The paper presents a strategy for reducing extreme poverty in rural areas significantly and a framework for evaluating government social programmes, both of which were implemented recently in Mexico. It provides guidance on how to assess the importance, possibilities and limits of using agricultural policies to attain social objectives (with a special focus on poverty reduction), and it insists on the need for complementary strategies, providing lessons from the Mexican experience.

The paper states that the first step in assessing the externalities of the agriculture and rural sector should be to carry out a sectoral diagnosis, i.e. an assessment of the characteristics of the rural sector. It suggests a standard set of relevant indicators for this exercise, including population size, employment, contribution to gross national product (GNP) and growth of agricultural GNP: the study should consider the total subsidies (including public spending and explicit or implicit fiscal deductions) directed to the rural sector and, in particular, to the agriculture sector. It should also assess the social heterogeneity of the sector, evaluating the severity and depth of poverty among rural people. For example, in rural areas of Mexico, one family out of two is poor and the severity of poverty is three times greater than it is in urban areas. Finally, other characteristics of the rural poor population, such as human capital, geographical dispersion and vulnerability, should be systematically investigated. In this connection, an analysis based on identification of the leading risks by age, region and income group might be helpful. Such an analysis draws on social risk theory to identify the main risks across the life cycle, and uses household survey information to calculate indicators of risk for the poor compared with the average population. This may be linked to an evaluation of current policies, in order to assess their effectiveness in reaching target populations and coverage.

Institutional arrangements and government policies directed to the agriculture and rural sector, together with governmental resource allocation, are the second driving force in shaping the social roles of the sector, and the second aspect that could be documented in CCS. Institutions and policies have to be critically reviewed, in particular the production-oriented programmes and targeted social programmes that provide, not only short-term assistance, but also opportunities for changing the structural conditions of poverty in the medium term. The paper reviews Mexican institutional arrangements, current policies and programmes, their efficacy and efficiency, related strategies, and proposed tentative guidelines for similar exercises in other countries.

One important step, according to the author, is to evaluate whether the country has an integral and coherent rural development strategy and an explicit poverty reduction strategy that provides both productive and social lines of action while differentiating between actions directed to promoting rural productive activities and those that target poverty alleviation. The author suggests that this differentiation should be based on a conceptual framework that identifies the objectives and incidence of rural policies and whether they provide public or private goods. The evaluation should assess the extent to which these lines of action allow greater competitiveness in the rural sector, and the degree of impact that they have on agriculture's positive externalities.
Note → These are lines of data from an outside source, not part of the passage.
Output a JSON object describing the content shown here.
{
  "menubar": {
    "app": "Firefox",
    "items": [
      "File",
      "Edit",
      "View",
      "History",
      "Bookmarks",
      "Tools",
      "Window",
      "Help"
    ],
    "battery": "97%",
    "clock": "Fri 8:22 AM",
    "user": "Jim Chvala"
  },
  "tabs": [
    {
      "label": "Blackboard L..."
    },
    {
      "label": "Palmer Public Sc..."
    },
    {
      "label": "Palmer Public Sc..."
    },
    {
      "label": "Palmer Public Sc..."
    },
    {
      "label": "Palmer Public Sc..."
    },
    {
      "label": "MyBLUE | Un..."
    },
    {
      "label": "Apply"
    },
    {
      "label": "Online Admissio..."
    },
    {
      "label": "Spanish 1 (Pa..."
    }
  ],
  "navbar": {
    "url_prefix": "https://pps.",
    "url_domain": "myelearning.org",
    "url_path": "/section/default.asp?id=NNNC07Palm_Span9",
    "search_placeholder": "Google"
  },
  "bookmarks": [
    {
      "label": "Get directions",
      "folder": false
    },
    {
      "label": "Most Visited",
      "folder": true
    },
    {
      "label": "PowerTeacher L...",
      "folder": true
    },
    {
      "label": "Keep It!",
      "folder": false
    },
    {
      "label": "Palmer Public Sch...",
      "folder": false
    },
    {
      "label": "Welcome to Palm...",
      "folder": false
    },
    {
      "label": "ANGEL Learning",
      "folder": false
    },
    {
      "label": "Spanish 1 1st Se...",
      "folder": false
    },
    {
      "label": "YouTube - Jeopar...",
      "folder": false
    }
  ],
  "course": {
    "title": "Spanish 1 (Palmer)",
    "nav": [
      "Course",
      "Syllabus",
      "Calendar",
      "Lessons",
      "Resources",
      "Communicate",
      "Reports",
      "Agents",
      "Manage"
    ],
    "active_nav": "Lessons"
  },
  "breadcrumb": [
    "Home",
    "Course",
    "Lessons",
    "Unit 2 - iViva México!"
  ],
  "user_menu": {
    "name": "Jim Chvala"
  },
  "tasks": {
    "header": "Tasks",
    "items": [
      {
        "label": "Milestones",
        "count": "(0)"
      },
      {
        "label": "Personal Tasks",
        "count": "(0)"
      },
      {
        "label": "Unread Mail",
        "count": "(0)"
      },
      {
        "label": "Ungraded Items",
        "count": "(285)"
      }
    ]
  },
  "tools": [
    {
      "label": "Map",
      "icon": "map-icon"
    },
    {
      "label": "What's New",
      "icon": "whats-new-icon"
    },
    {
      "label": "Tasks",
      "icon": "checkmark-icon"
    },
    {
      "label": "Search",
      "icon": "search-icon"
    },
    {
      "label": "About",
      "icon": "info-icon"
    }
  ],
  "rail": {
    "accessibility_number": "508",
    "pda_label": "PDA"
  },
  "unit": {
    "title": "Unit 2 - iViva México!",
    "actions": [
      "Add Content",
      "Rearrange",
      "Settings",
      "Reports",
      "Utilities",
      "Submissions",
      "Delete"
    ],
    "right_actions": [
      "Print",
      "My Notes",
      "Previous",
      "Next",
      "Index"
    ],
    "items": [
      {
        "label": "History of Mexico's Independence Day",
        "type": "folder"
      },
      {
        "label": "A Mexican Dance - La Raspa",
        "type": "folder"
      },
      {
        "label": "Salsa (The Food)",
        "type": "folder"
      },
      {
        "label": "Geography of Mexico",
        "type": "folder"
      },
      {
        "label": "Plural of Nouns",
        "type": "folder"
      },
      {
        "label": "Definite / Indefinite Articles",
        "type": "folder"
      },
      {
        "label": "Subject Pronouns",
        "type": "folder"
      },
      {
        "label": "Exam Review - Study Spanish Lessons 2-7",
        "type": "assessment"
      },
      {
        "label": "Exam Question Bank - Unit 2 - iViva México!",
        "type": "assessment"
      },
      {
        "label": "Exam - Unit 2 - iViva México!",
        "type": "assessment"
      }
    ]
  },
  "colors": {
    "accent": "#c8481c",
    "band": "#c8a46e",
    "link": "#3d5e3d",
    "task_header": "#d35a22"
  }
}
It should review the extent to which government support of specific public goods (public productive and social infrastructure; animal and plant health; innovation and technology transfer; actions for regulatory modernisation; legal certainty of property rights; temporary employment programmes for productive infrastructure, etc.) contributes to these objectives.

In general, the papers stress that, depending on the demographics and socio-economic setting of the country, the solution to alleviating poverty by increasing income might lie outside the primary sector. Part of the solution might be in other areas of the economy that allow more orderly migration, not only to the urban sector but also to the secondary and tertiary sectors in the rural sector.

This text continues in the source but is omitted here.